A 76,977 person study from Oxford's Internet Institute and the UK AI Security Institute found fine tuning and prompting move political opinion far more than model size, at a cost to factual accuracy.
A research team drawn from the University of Oxford's Internet Institute, the UK AI Security Institute, the London School of Economics, Stanford, and MIT asked 76,977 British adults to argue with a chatbot about contested political topics and measured whether their views moved. The result, "The Levers of Political Persuasion with Conversational AI," published in Science on 4 December, is the first large-scale empirical map of what makes conversational AI politically persuasive, and a precise answer to which models can be tuned into persuasion engines without frontier-scale compute.
Across three experiments spanning 19 large language models, 707 political issues, and roughly 91,000 AI-driven conversations, persuasion had little to do with how big the model is. Fine-tuning mattered more. Fine-tuned models shifted opinions by up to 51% compared with the baseline; carefully written system prompts added up to 27%. The leverage sits in how a model is trained to argue, not in raw parameter count.

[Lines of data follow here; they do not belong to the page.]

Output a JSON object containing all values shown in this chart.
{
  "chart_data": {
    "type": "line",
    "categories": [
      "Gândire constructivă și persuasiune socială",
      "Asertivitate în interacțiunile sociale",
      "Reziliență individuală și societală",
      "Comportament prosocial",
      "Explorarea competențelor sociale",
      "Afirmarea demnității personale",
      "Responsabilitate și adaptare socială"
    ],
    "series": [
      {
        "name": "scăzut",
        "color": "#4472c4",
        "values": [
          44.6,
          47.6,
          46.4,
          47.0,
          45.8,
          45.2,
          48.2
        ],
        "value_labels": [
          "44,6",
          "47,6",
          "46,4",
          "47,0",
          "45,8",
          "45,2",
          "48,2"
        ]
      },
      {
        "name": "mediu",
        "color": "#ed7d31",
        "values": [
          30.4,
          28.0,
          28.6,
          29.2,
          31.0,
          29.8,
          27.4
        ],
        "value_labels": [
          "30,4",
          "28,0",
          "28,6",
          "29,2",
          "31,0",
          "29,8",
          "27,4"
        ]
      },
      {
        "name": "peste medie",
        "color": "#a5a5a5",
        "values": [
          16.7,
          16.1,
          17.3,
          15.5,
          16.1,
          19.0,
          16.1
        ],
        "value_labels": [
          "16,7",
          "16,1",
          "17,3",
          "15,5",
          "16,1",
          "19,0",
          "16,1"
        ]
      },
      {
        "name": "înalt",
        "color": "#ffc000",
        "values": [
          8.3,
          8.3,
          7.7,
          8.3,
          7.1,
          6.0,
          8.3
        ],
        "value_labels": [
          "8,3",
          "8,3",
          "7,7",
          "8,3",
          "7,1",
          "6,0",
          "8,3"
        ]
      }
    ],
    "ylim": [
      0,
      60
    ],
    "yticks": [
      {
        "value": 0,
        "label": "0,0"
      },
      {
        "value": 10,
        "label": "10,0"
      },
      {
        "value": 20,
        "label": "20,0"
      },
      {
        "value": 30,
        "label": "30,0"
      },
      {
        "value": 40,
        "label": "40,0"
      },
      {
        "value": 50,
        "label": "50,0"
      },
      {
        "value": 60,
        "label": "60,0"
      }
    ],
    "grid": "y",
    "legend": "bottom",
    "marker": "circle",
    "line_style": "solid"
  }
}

The preprint, posted to arXiv in July, makes that point with data rather than by argument.
The same experiments recorded a second-order finding the researchers say should change how platforms and regulators think about political AI. The more persuasive a model became, the less factually accurate its claims. The team fact-checked 466,769 statements the LLMs produced during those conversations; the trade-off held across model families and across the 707 topics, not just inside any single vendor's product. Information-dense arguments, the kind that survive a fact-check, drove roughly half of the explainable variation in cross-model persuasiveness. The lever is content that can be verified, not rhetorical style.
The implication for open source is concrete. A modestly sized open-source model, downloaded and fine-tuned, can be tuned into a politically persuasive agent, a capability once assumed to require frontier-scale compute. Lead author Kobi Hackenburg, an Oxford Internet Institute DPhil candidate and a research scientist at the UK AI Safety Institute, frames the finding as a structural shift in who can field political AI at scale. Co-author Helen Margetts, OII professor, argues that the persuasion-accuracy trade-off should be treated as a property of how these systems are optimised, not a bug to patch in the next model release.

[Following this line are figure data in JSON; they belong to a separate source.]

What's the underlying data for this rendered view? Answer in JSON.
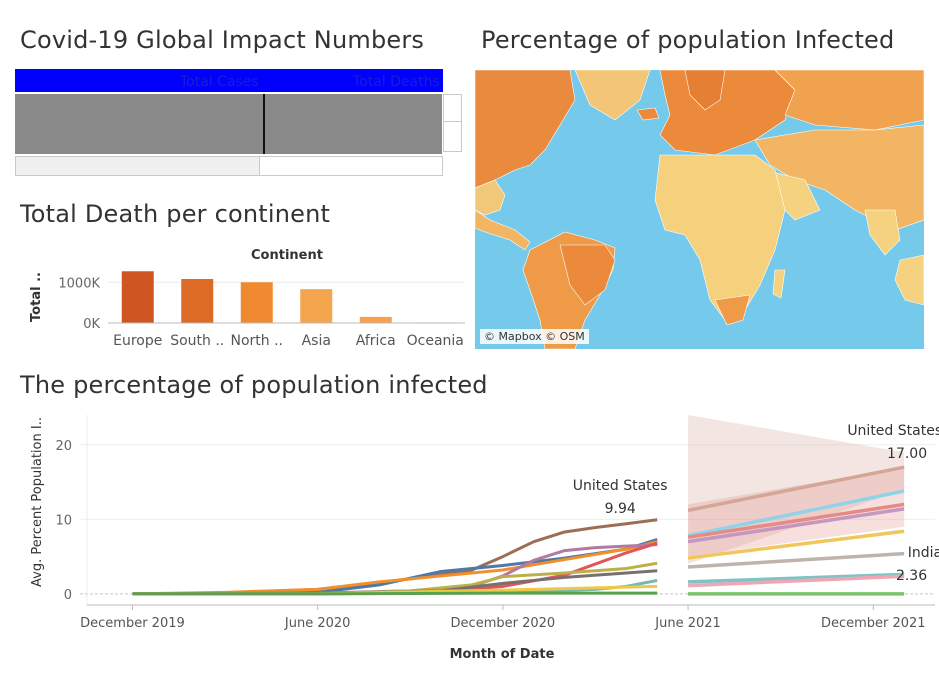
{
  "titles": {
    "global": "Covid-19 Global Impact Numbers",
    "map": "Percentage of population Infected",
    "continent": "Total Death per continent",
    "trend": "The percentage of population infected"
  },
  "table": {
    "headers": [
      "Total Cases",
      "Total Deaths"
    ]
  },
  "map": {
    "credit": "© Mapbox © OSM"
  },
  "colors": {
    "header_blue": "#0000ff",
    "cell_grey": "#8a8a8a",
    "ocean": "#75c9ea"
  },
  "chart_data": [
    {
      "type": "bar",
      "title": "Continent",
      "ylabel": "Total ..",
      "categories": [
        "Europe",
        "South ..",
        "North ..",
        "Asia",
        "Africa",
        "Oceania"
      ],
      "values": [
        1270000,
        1080000,
        1000000,
        830000,
        150000,
        10000
      ],
      "colors": [
        "#cf5623",
        "#dd6a25",
        "#ef8a30",
        "#f5a54e",
        "#f8a04a",
        "#f7c58a"
      ],
      "yticks": [
        {
          "v": 0,
          "label": "0K"
        },
        {
          "v": 1000000,
          "label": "1000K"
        }
      ],
      "ylim": [
        0,
        1350000
      ]
    },
    {
      "type": "line",
      "xlabel": "Month of Date",
      "ylabel": "Avg. Percent Population I..",
      "ylim": [
        -1.5,
        24
      ],
      "yticks": [
        0,
        10,
        20
      ],
      "xticks": [
        {
          "t": 0,
          "label": "December 2019"
        },
        {
          "t": 6,
          "label": "June 2020"
        },
        {
          "t": 12,
          "label": "December 2020"
        },
        {
          "t": 18,
          "label": "June 2021"
        },
        {
          "t": 24,
          "label": "December 2021"
        }
      ],
      "xlim": [
        -1.7,
        26
      ],
      "series": [
        {
          "color": "#9c6e55",
          "x": [
            0,
            3,
            6,
            9,
            11,
            12,
            13,
            14,
            15,
            16,
            17
          ],
          "y": [
            0,
            0.1,
            0.6,
            2,
            3.2,
            5,
            7,
            8.3,
            8.9,
            9.4,
            9.94
          ]
        },
        {
          "color": "#4e79a7",
          "x": [
            0,
            3,
            6,
            8,
            10,
            12,
            14,
            16,
            17
          ],
          "y": [
            0,
            0,
            0.2,
            1.2,
            3,
            3.8,
            4.8,
            6,
            7.3
          ]
        },
        {
          "color": "#f28e2b",
          "x": [
            0,
            3,
            6,
            8,
            10,
            12,
            14,
            16,
            17
          ],
          "y": [
            0,
            0.2,
            0.6,
            1.6,
            2.4,
            3.2,
            4.6,
            6,
            7
          ]
        },
        {
          "color": "#b07aa1",
          "x": [
            0,
            6,
            9,
            11,
            12,
            13,
            14,
            15,
            16,
            17
          ],
          "y": [
            0,
            0.1,
            0.4,
            1,
            2.4,
            4.5,
            5.8,
            6.2,
            6.4,
            6.6
          ]
        },
        {
          "color": "#e15759",
          "x": [
            0,
            6,
            10,
            12,
            14,
            16,
            17
          ],
          "y": [
            0,
            0.1,
            0.3,
            1,
            2.5,
            5.5,
            6.8
          ]
        },
        {
          "color": "#bcb04a",
          "x": [
            0,
            6,
            9,
            11,
            12,
            14,
            16,
            17
          ],
          "y": [
            0,
            0,
            0.4,
            1.2,
            2.3,
            2.8,
            3.4,
            4.1
          ]
        },
        {
          "color": "#79706e",
          "x": [
            0,
            6,
            10,
            12,
            14,
            16,
            17
          ],
          "y": [
            0,
            0,
            0.4,
            1.4,
            2.2,
            2.8,
            3.1
          ]
        },
        {
          "color": "#76b7b2",
          "x": [
            0,
            6,
            12,
            15,
            16,
            17
          ],
          "y": [
            0,
            0,
            0.2,
            0.6,
            1,
            1.8
          ]
        },
        {
          "color": "#edc948",
          "x": [
            0,
            6,
            12,
            17
          ],
          "y": [
            0,
            0,
            0.5,
            1
          ]
        },
        {
          "color": "#59a14f",
          "x": [
            0,
            6,
            12,
            17
          ],
          "y": [
            0,
            0,
            0.1,
            0.1
          ]
        }
      ],
      "forecast": [
        {
          "color": "#d4a696",
          "x": [
            18,
            25
          ],
          "y": [
            11.2,
            17.0
          ],
          "band": [
            [
              4,
              26
            ],
            [
              14,
              19
            ]
          ]
        },
        {
          "color": "#8fd3e8",
          "x": [
            18,
            25
          ],
          "y": [
            7.8,
            13.8
          ]
        },
        {
          "color": "#e48b87",
          "x": [
            18,
            25
          ],
          "y": [
            7.6,
            12
          ],
          "band": [
            [
              5,
              12
            ],
            [
              9,
              17
            ]
          ]
        },
        {
          "color": "#c597c0",
          "x": [
            18,
            25
          ],
          "y": [
            7,
            11.4
          ]
        },
        {
          "color": "#f1c75a",
          "x": [
            18,
            25
          ],
          "y": [
            4.8,
            8.4
          ]
        },
        {
          "color": "#bfb3ad",
          "x": [
            18,
            25
          ],
          "y": [
            3.6,
            5.4
          ]
        },
        {
          "color": "#7fc3c5",
          "x": [
            18,
            25
          ],
          "y": [
            1.6,
            2.6
          ]
        },
        {
          "color": "#f0a7b5",
          "x": [
            18,
            25
          ],
          "y": [
            1.1,
            2.36
          ]
        },
        {
          "color": "#79c469",
          "x": [
            18,
            25
          ],
          "y": [
            0,
            0
          ]
        }
      ],
      "annotations": [
        {
          "name": "United States",
          "value": "9.94",
          "x": 17,
          "y": 9.94
        },
        {
          "name": "United States",
          "value": "17.00",
          "x": 25,
          "y": 17.0
        },
        {
          "name": "India",
          "value": "2.36",
          "x": 25,
          "y": 2.36
        }
      ]
    }
  ]
}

That framing matters because the levers the study identifies are not exotic. Fine-tuning data and prompt design are within reach of any reasonably resourced operation, including state-aligned influence campaigns and small political consultancies. The Oxford team's measurement design, which compares many LLMs against the same UK participant pool on the same issues, gives downstream evaluators a yardstick. A benchmark built from the same 707-issue instrument could score new models on persuasion and accuracy from the same transcripts, which is the kind of artefact platforms and election regulators currently lack.

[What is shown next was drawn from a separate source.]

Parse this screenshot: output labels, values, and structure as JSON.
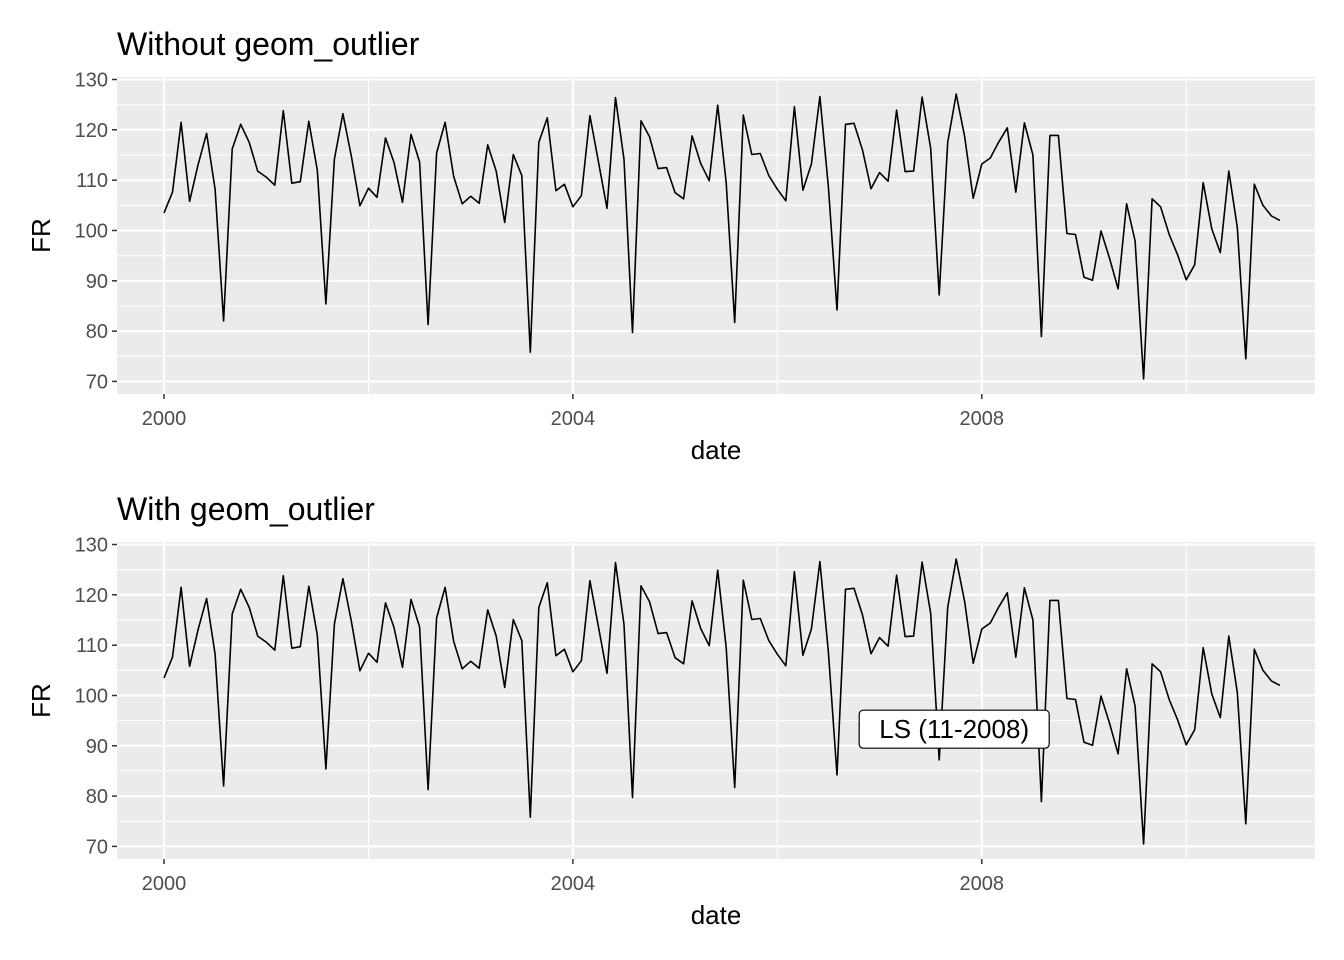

A single short conversation is a different exposure regime than the repeated real-world exposure a social-media timeline produces. The 707 issues skew toward contested UK political questions, and transfer to other electorates is not assumed. Aggregate effects across 76,977 participants hide topic-level variation that the paper documents but does not predict from model specs alone. "Persuasion" here means opinion movement measured once, not durable attitude change.
What the study does give is a baseline. Platforms deploying conversational AI in political feeds, regulators drafting election-integrity guidance, and voters trying to read what a chatbot is doing in front of them now have a measured correlation to argue with instead of speculation. The Oxford team is publishing the analysis pipeline alongside the paper; the next deliverable, the authors say, is a public benchmark that scores political persuasion and factual accuracy from the same transcripts.